Réaction d'un leader du secteur
En réponse aux exhortations de Lescure l'appelant à "faire son métier" en abaissant les prix, Leclerc a affirmé que son enseigne s'attachait déjà à offrir les prix les plus bas possibles. "Nous maintenons des prix autour de 3 à 4% d'inflation pour cet été. Je ne chercherai jamais à être un prophète de malheur; je parle de la réalité", a-t-il rétorqué.
Michel-Edouard Leclerc a également exprimé son mécontentement face aux attaques du gouvernement, soulignant que les distributeurs sont souvent injustement ciblés. "Nous ne visons pas le luxe, mais celles et ceux qui pratiquent des prix accessibles. Pour qui cela profite-t-il ?", a-t-il demandé.

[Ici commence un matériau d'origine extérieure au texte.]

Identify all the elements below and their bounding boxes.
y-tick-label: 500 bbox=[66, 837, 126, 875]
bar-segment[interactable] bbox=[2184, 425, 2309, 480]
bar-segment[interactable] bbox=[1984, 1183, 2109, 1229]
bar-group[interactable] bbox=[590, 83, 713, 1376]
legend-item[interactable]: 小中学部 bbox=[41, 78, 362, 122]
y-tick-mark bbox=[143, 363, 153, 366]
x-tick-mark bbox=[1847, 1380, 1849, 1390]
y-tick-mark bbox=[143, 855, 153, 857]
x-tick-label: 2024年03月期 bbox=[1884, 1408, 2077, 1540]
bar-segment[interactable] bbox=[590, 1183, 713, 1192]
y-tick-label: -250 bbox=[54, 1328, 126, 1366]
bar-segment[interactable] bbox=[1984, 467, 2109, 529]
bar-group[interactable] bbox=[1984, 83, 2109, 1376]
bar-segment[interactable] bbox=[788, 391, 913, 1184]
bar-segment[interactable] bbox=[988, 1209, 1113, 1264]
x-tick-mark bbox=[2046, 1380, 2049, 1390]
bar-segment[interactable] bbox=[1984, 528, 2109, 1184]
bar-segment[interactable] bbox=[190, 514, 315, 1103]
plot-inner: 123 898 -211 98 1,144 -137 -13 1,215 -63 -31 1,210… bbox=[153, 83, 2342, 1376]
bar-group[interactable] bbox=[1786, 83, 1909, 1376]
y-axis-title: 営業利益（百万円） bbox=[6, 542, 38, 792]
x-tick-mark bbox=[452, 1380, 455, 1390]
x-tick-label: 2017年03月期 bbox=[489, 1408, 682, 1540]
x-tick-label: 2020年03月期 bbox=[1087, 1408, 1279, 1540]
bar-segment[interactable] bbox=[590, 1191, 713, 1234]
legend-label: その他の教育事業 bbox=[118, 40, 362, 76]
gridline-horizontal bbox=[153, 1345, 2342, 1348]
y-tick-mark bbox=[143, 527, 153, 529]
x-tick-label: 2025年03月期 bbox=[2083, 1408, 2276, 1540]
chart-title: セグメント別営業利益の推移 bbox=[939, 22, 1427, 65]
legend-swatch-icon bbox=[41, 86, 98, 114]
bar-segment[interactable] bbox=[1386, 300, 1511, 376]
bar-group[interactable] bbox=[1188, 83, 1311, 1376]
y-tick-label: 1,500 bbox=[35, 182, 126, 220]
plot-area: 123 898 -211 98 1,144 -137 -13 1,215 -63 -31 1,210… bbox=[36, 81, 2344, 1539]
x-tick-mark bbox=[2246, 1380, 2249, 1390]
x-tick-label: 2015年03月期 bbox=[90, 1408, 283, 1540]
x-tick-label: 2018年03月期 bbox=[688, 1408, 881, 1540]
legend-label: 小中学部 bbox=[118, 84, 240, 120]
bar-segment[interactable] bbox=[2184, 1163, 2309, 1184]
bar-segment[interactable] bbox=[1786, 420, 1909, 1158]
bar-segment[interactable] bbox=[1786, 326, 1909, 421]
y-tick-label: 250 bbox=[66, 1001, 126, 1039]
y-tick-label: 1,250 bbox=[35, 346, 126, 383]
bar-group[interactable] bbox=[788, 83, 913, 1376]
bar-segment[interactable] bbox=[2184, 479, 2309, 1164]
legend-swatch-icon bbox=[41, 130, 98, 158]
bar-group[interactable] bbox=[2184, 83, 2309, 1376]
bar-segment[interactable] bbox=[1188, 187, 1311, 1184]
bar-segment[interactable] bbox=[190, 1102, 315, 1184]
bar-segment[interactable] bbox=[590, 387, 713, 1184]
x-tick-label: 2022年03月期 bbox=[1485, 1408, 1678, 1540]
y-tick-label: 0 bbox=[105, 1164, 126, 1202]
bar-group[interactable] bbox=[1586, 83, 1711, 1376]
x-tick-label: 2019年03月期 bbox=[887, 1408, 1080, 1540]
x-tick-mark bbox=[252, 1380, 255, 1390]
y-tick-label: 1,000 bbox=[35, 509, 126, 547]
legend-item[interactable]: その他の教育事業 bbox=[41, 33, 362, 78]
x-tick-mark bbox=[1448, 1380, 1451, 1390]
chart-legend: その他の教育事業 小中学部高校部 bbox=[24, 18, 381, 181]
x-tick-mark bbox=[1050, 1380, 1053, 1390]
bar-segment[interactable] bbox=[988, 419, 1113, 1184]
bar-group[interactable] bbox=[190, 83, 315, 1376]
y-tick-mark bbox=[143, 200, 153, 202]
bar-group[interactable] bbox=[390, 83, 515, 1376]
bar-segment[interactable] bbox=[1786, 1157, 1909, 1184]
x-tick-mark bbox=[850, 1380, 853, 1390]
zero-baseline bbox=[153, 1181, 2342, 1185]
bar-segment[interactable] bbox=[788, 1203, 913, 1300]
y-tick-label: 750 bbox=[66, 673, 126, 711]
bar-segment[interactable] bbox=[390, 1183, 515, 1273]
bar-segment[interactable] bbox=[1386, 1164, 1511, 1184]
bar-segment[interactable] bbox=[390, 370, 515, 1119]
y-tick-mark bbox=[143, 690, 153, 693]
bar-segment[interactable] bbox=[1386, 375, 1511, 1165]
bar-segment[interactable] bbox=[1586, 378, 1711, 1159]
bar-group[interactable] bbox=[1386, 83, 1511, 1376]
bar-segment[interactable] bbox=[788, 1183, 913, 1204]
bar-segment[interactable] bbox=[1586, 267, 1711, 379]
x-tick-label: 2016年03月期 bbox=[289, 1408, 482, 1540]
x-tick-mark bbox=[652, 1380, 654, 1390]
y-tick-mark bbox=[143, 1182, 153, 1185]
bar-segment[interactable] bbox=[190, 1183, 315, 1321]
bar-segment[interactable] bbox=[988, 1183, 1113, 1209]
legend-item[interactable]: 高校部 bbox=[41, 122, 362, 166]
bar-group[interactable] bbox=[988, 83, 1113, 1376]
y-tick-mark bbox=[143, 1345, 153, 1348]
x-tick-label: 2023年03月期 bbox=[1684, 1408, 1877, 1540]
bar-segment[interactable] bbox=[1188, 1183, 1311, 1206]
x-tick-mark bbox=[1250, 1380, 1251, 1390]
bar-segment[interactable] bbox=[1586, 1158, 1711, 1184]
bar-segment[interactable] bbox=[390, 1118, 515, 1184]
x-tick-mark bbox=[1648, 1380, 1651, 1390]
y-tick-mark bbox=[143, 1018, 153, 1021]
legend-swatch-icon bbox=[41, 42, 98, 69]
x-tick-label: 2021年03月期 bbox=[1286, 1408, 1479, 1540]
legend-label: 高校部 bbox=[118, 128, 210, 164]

Cette controverse fait écho à des discussions plus larges sur la gestion de l'inflation en France, où de nombreux acteurs du secteur économique s'inquiètent de l'impact des crises géopolitiques et des répondants politiques. Les économistes tels que Philippe Martin, professeur à Sciences Po, soulignent que le dialogue entre le gouvernement et les distributeurs est crucial pour trouver des solutions efficaces.